Até o momento, o governo brasileiro proibiu apenas voos internacionais que tenham origem ou passagem por países africanos: África do Sul, Botsuana, Eswatini, Lesoto, Namíbia e Zimbábue. A Anvisa pediu o acréscimo de Angola, Malawi, Moçambique e Zâmbia. O isolamento apenas do continente, adotado também por outras nações, intrigou personalidades que veem uma forma de discriminação na medida.
Discriminação
Em artigo, reproduzido pela RBA, os escritores Mia Couto, moçambicano, e José Eduardo Agualusa, angolano, afirmam que o continente foi “castigado”. “Países africanos, como Botsuana que pagaram pelas vacinas, verificaram com espanto que essas vacinas foram desviadas para as nações mais ricas. (…) Os governos fizeram o mais fácil e o menos eficaz: ergueram muros para criar uma falsa ilusão de proteção. Era previsível que novas variantes surgissem dentro e fora dos muros erguidos pela Europa. Só que não há dentro nem fora. Os vírus sofrem mutações sem distinção geográfica. Pode haver dois sentimentos de justiça. Mas não há duas pandemias. Os países africanos foram uma vez mais discriminados”, denunciam.

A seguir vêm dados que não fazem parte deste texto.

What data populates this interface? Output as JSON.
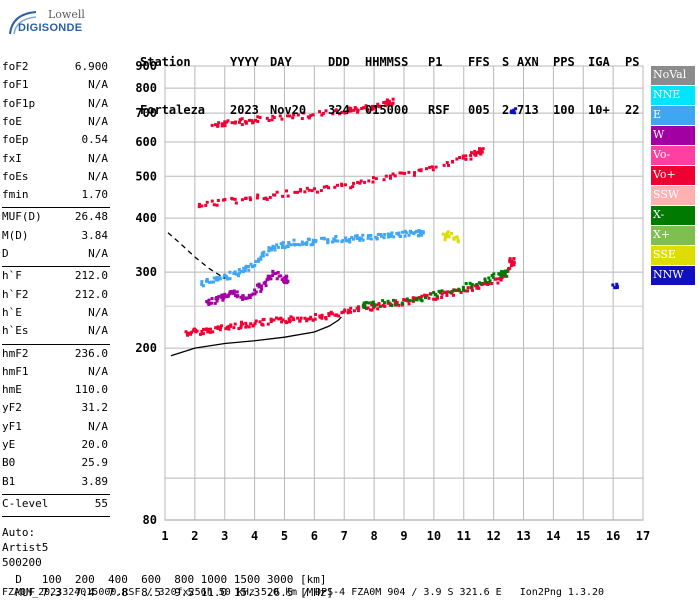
{
  "logo": {
    "line1": "Lowell",
    "line2": "DIGISONDE"
  },
  "header": {
    "labels": [
      "Station",
      "YYYY",
      "DAY",
      "DDD",
      "HHMMSS",
      "P1",
      "FFS",
      "S",
      "AXN",
      "PPS",
      "IGA",
      "PS"
    ],
    "values": [
      "Fortaleza",
      "2023",
      "Nov20",
      "324",
      "015000",
      "RSF",
      "005",
      "2",
      "713",
      "100",
      "10+",
      "22"
    ]
  },
  "params_group1": [
    {
      "name": "foF2",
      "value": "6.900"
    },
    {
      "name": "foF1",
      "value": "N/A"
    },
    {
      "name": "foF1p",
      "value": "N/A"
    },
    {
      "name": "foE",
      "value": "N/A"
    },
    {
      "name": "foEp",
      "value": "0.54"
    },
    {
      "name": "fxI",
      "value": "N/A"
    },
    {
      "name": "foEs",
      "value": "N/A"
    },
    {
      "name": "fmin",
      "value": "1.70"
    }
  ],
  "params_group2": [
    {
      "name": "MUF(D)",
      "value": "26.48"
    },
    {
      "name": "M(D)",
      "value": "3.84"
    },
    {
      "name": "D",
      "value": "N/A"
    }
  ],
  "params_group3": [
    {
      "name": "h`F",
      "value": "212.0"
    },
    {
      "name": "h`F2",
      "value": "212.0"
    },
    {
      "name": "h`E",
      "value": "N/A"
    },
    {
      "name": "h`Es",
      "value": "N/A"
    }
  ],
  "params_group4": [
    {
      "name": "hmF2",
      "value": "236.0"
    },
    {
      "name": "hmF1",
      "value": "N/A"
    },
    {
      "name": "hmE",
      "value": "110.0"
    },
    {
      "name": "yF2",
      "value": "31.2"
    },
    {
      "name": "yF1",
      "value": "N/A"
    },
    {
      "name": "yE",
      "value": "20.0"
    },
    {
      "name": "B0",
      "value": "25.9"
    },
    {
      "name": "B1",
      "value": "3.89"
    }
  ],
  "clevel": {
    "name": "C-level",
    "value": "55"
  },
  "auto": {
    "line1": "Auto:",
    "line2": "Artist5",
    "line3": "500200"
  },
  "legend": [
    {
      "label": "NoVal",
      "color": "#8c8c8c"
    },
    {
      "label": "NNE",
      "color": "#00e5ff"
    },
    {
      "label": "E",
      "color": "#3ea6f2"
    },
    {
      "label": "W",
      "color": "#a200a2"
    },
    {
      "label": "Vo-",
      "color": "#ff40a0"
    },
    {
      "label": "Vo+",
      "color": "#ee0033"
    },
    {
      "label": "SSW",
      "color": "#ffb0b0"
    },
    {
      "label": "X-",
      "color": "#007a00"
    },
    {
      "label": "X+",
      "color": "#7fbf50"
    },
    {
      "label": "SSE",
      "color": "#dddd00"
    },
    {
      "label": "NNW",
      "color": "#1010c0"
    }
  ],
  "footer": {
    "d_label": "D",
    "d_values": "   100  200  400  600  800 1000 1500 3000 [km]",
    "muf_label": "MUF",
    "muf_values": " 7.3  7.4  7.8  8.5  9.5 11.0 15.3 26.5 [MHz]",
    "line3": "FZA0M_2023324015000.RSF / 320fx256h 50 kHz 5.0 km / DPS-4 FZA0M 904 / 3.9 S 321.6 E   Ion2Png 1.3.20"
  },
  "chart_data": {
    "type": "scatter",
    "title": "",
    "xlabel": "",
    "ylabel": "",
    "xlim": [
      1,
      17
    ],
    "ylim": [
      80,
      900
    ],
    "x_ticks": [
      1,
      2,
      3,
      4,
      5,
      6,
      7,
      8,
      9,
      10,
      11,
      12,
      13,
      14,
      15,
      16,
      17
    ],
    "y_ticks": [
      80,
      200,
      300,
      400,
      500,
      600,
      700,
      800,
      900
    ],
    "y_scale": "log",
    "grid": true,
    "series": [
      {
        "name": "Vo+",
        "x": [
          1.7,
          2.0,
          2.5,
          3.0,
          3.5,
          4.0,
          4.5,
          5.0,
          5.5,
          6.0,
          6.5,
          7.0,
          7.5,
          8.0,
          8.5,
          9.0,
          9.5,
          10.0,
          10.5,
          11.0,
          11.5,
          12.0,
          12.4,
          12.6
        ],
        "y": [
          218,
          220,
          222,
          225,
          228,
          230,
          232,
          234,
          236,
          238,
          240,
          244,
          248,
          252,
          255,
          258,
          262,
          266,
          270,
          275,
          280,
          288,
          300,
          320
        ]
      },
      {
        "name": "W",
        "x": [
          2.3,
          2.7,
          3.0,
          3.3,
          3.6,
          4.0,
          4.3,
          4.6,
          5.0
        ],
        "y": [
          255,
          262,
          268,
          270,
          262,
          275,
          285,
          300,
          290
        ]
      },
      {
        "name": "E",
        "x": [
          2.2,
          2.6,
          3.0,
          3.4,
          3.8,
          4.2,
          4.6,
          5.0,
          5.5,
          6.0,
          6.5,
          7.0,
          7.5,
          8.0,
          8.5,
          9.0,
          9.5
        ],
        "y": [
          285,
          290,
          295,
          300,
          310,
          330,
          345,
          350,
          355,
          355,
          360,
          360,
          362,
          365,
          368,
          370,
          372
        ]
      },
      {
        "name": "X-",
        "x": [
          7.5,
          8.0,
          9.0,
          10.0,
          11.0,
          11.8,
          12.3
        ],
        "y": [
          252,
          255,
          258,
          268,
          280,
          290,
          300
        ]
      },
      {
        "name": "Vo+",
        "x": [
          2.0,
          3.0,
          4.0,
          5.0,
          6.0,
          7.0,
          8.0,
          9.0,
          10.0,
          11.0,
          11.5
        ],
        "y": [
          432,
          440,
          448,
          458,
          468,
          480,
          495,
          510,
          528,
          555,
          575
        ]
      },
      {
        "name": "Vo+",
        "x": [
          2.6,
          3.0,
          3.5,
          4.0,
          5.0,
          6.0,
          7.0,
          7.5,
          8.0,
          8.5
        ],
        "y": [
          655,
          665,
          675,
          680,
          692,
          700,
          712,
          720,
          735,
          748
        ]
      },
      {
        "name": "SSE",
        "x": [
          10.3,
          10.5,
          10.7
        ],
        "y": [
          365,
          370,
          360
        ]
      },
      {
        "name": "NNW",
        "x": [
          12.6,
          16.0
        ],
        "y": [
          712,
          282
        ]
      }
    ],
    "profile_line": {
      "x": [
        1.2,
        2.0,
        3.0,
        4.0,
        5.0,
        6.0,
        6.5,
        6.8,
        6.9
      ],
      "y": [
        192,
        200,
        205,
        208,
        212,
        218,
        225,
        232,
        236
      ]
    },
    "profile_dashed": {
      "x": [
        1.1,
        1.5,
        2.0,
        2.5,
        3.0
      ],
      "y": [
        370,
        350,
        325,
        305,
        290
      ]
    }
  }
}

O infectologista Marcos Caseiro concorda com a crítica de que há uma discriminação. “Isso é uma vergonha. O mundo precisa mudar. Esse vírus mostra que temos que pensar coletivamente, não dá para ficar pensando em seu próprio umbigo. Ainda que a vacina traga proteção individual, ela só tem lógica com proteção coletiva”, completa.